NASH was induced by a western-style fast-food diet in mice deficient for TNFR1 in hepatocytes (TNFR1^ΔHEP) and their wild-type littermates (TNFR1^fl/fl). Glucose tolerance was assessed after 18 wk and insulin resistance after 19 wk of feeding. After 20 wk mice were assessed for features of NASH and the metabolic syndrome such as liver weight, liver steatosis, liver fibrosis and markers of liver inflammation.

RESULTS

Obesity, liver injury, inflammation, steatosis and fibrosis was not different between TNFR1^ΔHEP and TNFR1^fl/fl mice. However, Tnfr1 deficiency in hepatocytes protected against glucose intolerance and insulin resistance.

CONCLUSION

Our results indicate that deficiency of TNFR1 signaling in hepatocytes does not protect from diet-induced NASH. However, improved insulin resistance in this model strengthens the role of the liver in glucose homeostasis.

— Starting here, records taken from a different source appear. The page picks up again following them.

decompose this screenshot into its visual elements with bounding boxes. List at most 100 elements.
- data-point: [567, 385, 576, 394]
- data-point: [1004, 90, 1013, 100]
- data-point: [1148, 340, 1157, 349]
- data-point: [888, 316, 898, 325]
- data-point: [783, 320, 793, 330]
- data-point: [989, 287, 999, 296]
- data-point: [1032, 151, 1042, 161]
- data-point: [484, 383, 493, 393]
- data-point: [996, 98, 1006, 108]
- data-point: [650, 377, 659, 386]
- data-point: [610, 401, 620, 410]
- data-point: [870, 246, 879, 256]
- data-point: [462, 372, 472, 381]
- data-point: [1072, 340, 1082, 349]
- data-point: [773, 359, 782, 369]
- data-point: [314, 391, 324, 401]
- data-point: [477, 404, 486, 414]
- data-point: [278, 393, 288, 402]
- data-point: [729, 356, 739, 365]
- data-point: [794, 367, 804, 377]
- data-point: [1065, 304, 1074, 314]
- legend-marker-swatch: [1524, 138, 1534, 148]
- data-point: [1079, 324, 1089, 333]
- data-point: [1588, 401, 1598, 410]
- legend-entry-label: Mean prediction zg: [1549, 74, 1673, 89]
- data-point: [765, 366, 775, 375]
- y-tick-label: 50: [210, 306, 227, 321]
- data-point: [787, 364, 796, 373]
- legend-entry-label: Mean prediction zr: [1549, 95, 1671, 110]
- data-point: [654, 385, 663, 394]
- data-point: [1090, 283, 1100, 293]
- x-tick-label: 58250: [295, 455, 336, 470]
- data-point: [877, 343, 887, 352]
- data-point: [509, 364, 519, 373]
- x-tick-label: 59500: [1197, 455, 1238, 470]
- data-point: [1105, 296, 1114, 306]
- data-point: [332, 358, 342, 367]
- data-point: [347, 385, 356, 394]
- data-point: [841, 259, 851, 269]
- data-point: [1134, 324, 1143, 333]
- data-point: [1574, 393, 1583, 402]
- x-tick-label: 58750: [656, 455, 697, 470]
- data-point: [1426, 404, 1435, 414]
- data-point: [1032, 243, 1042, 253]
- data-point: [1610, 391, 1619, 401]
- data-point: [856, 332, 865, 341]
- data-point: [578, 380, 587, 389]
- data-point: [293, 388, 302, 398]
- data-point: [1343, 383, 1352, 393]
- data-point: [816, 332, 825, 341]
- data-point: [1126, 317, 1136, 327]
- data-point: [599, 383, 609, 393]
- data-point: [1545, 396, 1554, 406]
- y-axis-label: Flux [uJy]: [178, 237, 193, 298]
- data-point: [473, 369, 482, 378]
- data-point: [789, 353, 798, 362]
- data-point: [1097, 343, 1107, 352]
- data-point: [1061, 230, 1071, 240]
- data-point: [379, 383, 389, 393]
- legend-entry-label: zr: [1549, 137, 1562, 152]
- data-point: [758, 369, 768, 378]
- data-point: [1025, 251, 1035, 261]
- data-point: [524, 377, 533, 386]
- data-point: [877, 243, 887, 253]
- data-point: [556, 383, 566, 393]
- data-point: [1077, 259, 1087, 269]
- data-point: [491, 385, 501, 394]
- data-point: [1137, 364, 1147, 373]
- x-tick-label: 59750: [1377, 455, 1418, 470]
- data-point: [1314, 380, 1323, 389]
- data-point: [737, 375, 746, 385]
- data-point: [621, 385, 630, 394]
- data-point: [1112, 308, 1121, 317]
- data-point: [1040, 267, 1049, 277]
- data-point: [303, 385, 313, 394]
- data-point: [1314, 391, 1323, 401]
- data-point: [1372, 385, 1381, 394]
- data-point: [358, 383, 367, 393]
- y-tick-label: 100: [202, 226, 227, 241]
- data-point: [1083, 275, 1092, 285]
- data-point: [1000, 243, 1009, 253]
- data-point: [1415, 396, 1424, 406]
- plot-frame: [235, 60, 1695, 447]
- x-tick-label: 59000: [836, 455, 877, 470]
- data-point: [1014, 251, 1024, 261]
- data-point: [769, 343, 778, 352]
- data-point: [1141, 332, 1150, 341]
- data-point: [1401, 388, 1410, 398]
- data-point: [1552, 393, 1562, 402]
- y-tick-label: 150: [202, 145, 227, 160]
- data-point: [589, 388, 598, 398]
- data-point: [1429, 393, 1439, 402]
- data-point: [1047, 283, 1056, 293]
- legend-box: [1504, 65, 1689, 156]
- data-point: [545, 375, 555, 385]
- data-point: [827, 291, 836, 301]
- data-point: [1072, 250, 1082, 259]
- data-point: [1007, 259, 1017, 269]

Keywords: Tumor necrosis factor alpha receptor 1; Non-alcoholic steatohepatitis; Non-alcoholic fatty liver disease; Type 2 diabetes; Insulin resistance; Glucose intolerance

Core tip: We investigated the role of hepatocellular tumor necrosis factor receptor 1 (TNFR1) signaling in diet-induced non-alcoholic steatohepatitis in mice with a deficiency for TNFR1 solely in hepatocytes. In contrast to most whole-body knock-out models, diet-induced non-alcoholic steatohepatitis is not aggravated by hepatocellular TNFR1 deficiency in our study. However, insulin resistance was markedly improved, which strengthens the role of the liver in glucose homeostasis.